# History of vestments



## arapahoepark (Aug 26, 2013)

What is the history on priestly attire in the church? The eastern orthodox and rcc head dresses collars and the robes? There were two previous threads asking this with zero replies.


----------



## NaphtaliPress (Aug 26, 2013)

I don't know the history of development but at the Reformation and later in the Puritan attempts to turn back the turning away from the Reformation by the Anglo Catholics, it was the superstition and idolatry attached to such attire hat caused them reject and advocate against such attire. John A'Lasco has something on vestments I think in that Banner of Truth compilation. "Nothing ought to be added to public worship concerning which God has given no command_" The Reformation of the Church_, ed. Iain H. Murray (Edinburgh: Banner of Truth, 1965), 62. See Gillespie's English Popish Ceremonies or similar against the surplice as far as the arguments from superstition and idolatry.


----------



## johnbugay (Aug 27, 2013)

arap said:


> What is the history on priestly attire in the church? The eastern orthodox and rcc head dresses collars and the robes? There were two previous threads asking this with zero replies.



I can't say for sure, but Allen Brent talks about Ignatius and his "martyr procession" -- that is, it was his intent to choreograph (or at least to characterize) a procession of himself and his entourage "in which he was the scapegoat victim on his way to sacrifice on a pagan altar at Rome". 

A couple hundred years later Eusebius (who was wrong about many things, including his being Arian) characterized the Apostle John as wearing "a bishop's mitre". 

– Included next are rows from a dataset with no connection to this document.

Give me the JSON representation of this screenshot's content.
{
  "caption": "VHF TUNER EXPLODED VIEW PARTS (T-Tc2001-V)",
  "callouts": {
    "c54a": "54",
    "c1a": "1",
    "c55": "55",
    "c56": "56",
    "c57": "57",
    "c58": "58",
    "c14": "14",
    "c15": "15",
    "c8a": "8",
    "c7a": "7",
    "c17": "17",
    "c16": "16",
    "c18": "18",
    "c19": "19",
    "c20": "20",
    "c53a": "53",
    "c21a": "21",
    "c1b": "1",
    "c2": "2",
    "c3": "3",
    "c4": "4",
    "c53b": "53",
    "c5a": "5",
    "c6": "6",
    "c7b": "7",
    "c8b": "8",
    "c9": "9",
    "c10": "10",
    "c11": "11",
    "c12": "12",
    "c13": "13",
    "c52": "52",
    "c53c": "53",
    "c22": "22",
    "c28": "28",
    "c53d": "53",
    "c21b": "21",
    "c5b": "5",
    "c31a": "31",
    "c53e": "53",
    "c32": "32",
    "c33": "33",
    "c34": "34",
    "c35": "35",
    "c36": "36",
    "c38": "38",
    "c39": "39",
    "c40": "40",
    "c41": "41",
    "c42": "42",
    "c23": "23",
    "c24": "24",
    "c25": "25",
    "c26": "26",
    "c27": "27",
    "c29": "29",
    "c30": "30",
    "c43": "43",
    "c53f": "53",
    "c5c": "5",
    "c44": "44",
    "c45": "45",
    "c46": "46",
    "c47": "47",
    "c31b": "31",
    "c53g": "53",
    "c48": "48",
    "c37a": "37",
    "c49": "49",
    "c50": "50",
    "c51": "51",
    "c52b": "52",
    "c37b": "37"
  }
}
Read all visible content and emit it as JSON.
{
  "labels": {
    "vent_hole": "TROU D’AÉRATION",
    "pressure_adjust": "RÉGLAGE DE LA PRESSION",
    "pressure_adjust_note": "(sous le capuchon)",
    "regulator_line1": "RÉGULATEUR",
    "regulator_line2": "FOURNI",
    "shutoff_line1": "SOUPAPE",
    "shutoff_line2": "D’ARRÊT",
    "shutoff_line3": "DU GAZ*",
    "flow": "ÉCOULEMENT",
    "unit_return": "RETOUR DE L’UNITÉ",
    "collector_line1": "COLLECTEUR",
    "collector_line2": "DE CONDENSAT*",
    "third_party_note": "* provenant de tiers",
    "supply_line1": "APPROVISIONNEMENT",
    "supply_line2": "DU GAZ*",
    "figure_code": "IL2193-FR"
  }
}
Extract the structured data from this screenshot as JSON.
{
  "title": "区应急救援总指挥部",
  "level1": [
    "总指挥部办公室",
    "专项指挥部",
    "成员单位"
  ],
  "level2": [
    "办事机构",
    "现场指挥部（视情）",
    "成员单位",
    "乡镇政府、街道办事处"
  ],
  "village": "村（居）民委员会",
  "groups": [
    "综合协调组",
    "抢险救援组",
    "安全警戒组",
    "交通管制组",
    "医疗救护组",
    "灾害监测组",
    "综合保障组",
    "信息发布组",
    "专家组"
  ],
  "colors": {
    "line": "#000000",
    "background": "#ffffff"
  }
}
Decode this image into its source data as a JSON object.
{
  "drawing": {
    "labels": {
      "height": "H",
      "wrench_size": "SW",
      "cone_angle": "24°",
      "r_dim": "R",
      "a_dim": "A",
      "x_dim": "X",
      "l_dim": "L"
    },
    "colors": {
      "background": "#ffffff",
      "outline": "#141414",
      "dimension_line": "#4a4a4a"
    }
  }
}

I would have to say such things as processions and robes and vestments (of the kind we see in Roman Catholicism) derived from the pagan religious culture of the first several centuries. I've not seen anything about "attire", but the "priestly" portion seems to have been adopted from the religious milieu of the empire.


----------



## GloriousBoaz (Aug 27, 2013)

Well I was reading Exodus today when God has the Israelites make the ephod and tabernacle etc and was surprised at the details and the brilliance of the robes and such that God desired to be "worthy" of Himself. But I've always thought there was something fishy about vestments when you read of Christ walking about in normal clothes and being in contrast to the pompously dressed Pharisees, I couldn't imagine Jesus Christ wearing the Pope's outfit in his earthly ministry or to preach in my church though Revelation gives us quite a pictuer of Him in glory.

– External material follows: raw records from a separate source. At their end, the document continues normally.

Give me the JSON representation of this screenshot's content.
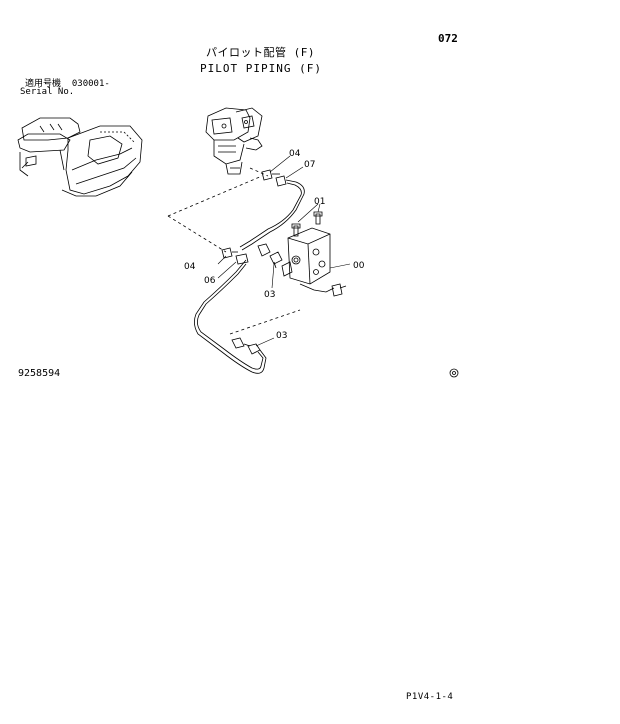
{
  "header": {
    "page_number": "072",
    "title_jp": "パイロット配管 (F)",
    "title_en": "PILOT PIPING (F)"
  },
  "serial": {
    "label_jp": "適用号機",
    "value": "030001-",
    "label_en": "Serial No."
  },
  "callouts": {
    "c04_top": "04",
    "c07": "07",
    "c01": "01",
    "c04_left": "04",
    "c06": "06",
    "c03_mid": "03",
    "c00": "00",
    "c03_low": "03"
  },
  "drawing_number": "9258594",
  "footer_code": "P1V4-1-4",
  "colors": {
    "ink": "#000000",
    "paper": "#ffffff"
  }
}
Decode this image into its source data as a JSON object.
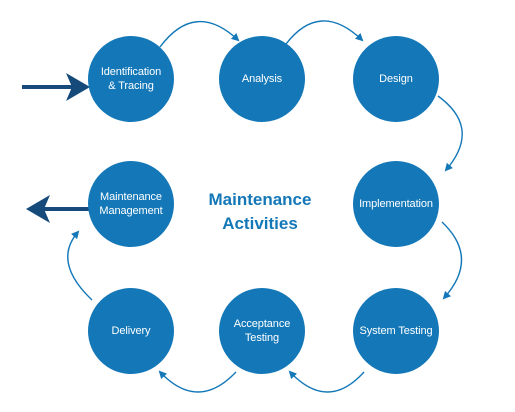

Rev. 1:12 Then I turned to see the voice that was speaking with me. And having turned I saw seven golden lampstands; 13 and in the middle of the lampstands I saw one like [j]a son of man, clothed in a robe reaching to the feet, and girded across His chest with a golden sash. 14 His head and His hair were white like white wool, like snow; and His eyes were like a flame of fire. 15 His feet were like burnished bronze, when it has been made to glow in a furnace, and His voice was like the sound of many waters. 16 In His right hand He held seven stars, and out of His mouth came a sharp two-edged sword; and His face was like the sun [k]shining in its strength.

It says He has a golden sash, but no Pope hat lol.


----------